= Kenneth G. Elzinga =

American economist

Kenneth G. Elzinga is the Robert C. Taylor Professor of Economics at the University of Virginia. He is an antitrust expert and co-authored a highly successful quartet of murder mystery novels in which the sleuth, dubbed Henry Spearman, solves the murder using principles of economics.

Elzinga's antitrust expertise led the U.S. Supreme Court to its 5–4 decision on June 28, 2007, in Leegin Creative Leather Products, Inc. v. PSKS, Inc. that minimum retail pricing schemes, formerly treated automatically as illegal under the Sherman Antitrust Act, may offer benefits to consumers.

His novels are written under the pseudonym Marshall Jevons, a mixture of economics pathfinders Alfred Marshall and William Stanley Jevons in collaboration with now-deceased Trinity University professor William L. Breit (1933–2011).
==Publishing and accolades==
Elzinga's academic career began with his B.A. from Kalamazoo College (1963). He went on to earn both his masters (1966) and his Ph.D. from Michigan State (1967). His career has already spanned over 40 years, and he currently holds a distinguished chair at the University of Virginia. Himself the first winner of the UVA "Cavaliers’ Distinguished Teaching Professorship," Elzinga's scholarship has been recognized by the Southern Economic Association with an annual Distinguished Teaching award in his name.

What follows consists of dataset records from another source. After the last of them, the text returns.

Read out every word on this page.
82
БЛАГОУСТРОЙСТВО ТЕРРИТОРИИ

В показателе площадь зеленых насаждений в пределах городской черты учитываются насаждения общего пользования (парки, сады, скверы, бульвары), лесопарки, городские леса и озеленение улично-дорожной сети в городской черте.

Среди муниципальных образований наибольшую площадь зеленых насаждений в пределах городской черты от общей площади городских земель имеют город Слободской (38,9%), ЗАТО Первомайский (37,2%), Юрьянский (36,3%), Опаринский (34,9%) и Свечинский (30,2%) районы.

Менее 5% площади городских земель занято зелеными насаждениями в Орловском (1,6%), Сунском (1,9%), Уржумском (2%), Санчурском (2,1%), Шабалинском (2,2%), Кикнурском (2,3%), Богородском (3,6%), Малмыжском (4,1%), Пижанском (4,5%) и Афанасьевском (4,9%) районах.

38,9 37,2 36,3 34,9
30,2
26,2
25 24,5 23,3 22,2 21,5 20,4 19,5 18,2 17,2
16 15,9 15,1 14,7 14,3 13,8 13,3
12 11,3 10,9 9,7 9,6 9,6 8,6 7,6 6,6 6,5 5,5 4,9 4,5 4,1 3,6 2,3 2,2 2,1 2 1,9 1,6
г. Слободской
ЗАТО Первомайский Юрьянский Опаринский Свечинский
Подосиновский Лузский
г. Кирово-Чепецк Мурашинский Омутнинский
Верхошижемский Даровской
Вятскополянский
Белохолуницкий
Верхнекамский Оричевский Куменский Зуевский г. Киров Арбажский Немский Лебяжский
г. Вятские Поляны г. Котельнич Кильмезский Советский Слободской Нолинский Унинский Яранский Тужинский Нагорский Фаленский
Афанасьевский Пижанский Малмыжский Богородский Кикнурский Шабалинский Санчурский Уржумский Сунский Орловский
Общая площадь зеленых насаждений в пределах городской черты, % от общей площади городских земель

He has served as a Cambridge Fellow and currently serves on the editorial boards of The Journal of Markets and Morality and The Antitrust Bulletin. His scholarly work has appeared in the leading journals of economics, with the Florida State's Gus A. Stavros Center praising him as "probably the nation's most successful teacher of college-level economics."

He served as a key plaintiff's witness in the government's 2004 antitrust case against Oracle Corporation over the acquisition of PeopleSoft, a case that the government lost. The court chose to reject Elzinga's economic analysis.

His CV that was filed as an exhibit in the above case lists more than 50 publications on such topics as airline deregulation, cartels, predatory pricing, and even the beer industry. He has won the UVA Alumni Association's Distinguished Professor Award, the Commonwealth of Virginia's Outstanding Faculty Award. And in 1992, he received the highest honor that UVA can bestow upon a faculty member, the Thomas Jefferson Award.

His co-authored mystery titles are Murder at the Margin (Thomas Norton & Daughters, 1978), The Fatal Equilibrium (The MIT Press, 1985), and A Deadly Indifference (Carrol & Graf, 1995). Also with Breit, he is co-author of The Antitrust Casebook: Milestones in Economic Regulation (Dryden Press, 1982).

Elzinga currently teaches at the University of Virginia. As of 2014 there is a campaign to raise $3 million to fund the Kenneth G. Elzinga Professorship in Economics and the Law at the University of Virginia's Department of Economics.
==Policy positions==
In 2009, Elzinga was one of over 200 economists who signed an ad placed in newspapers by the libertarian Cato Institute opposing the Obama Administration's stimulus bill.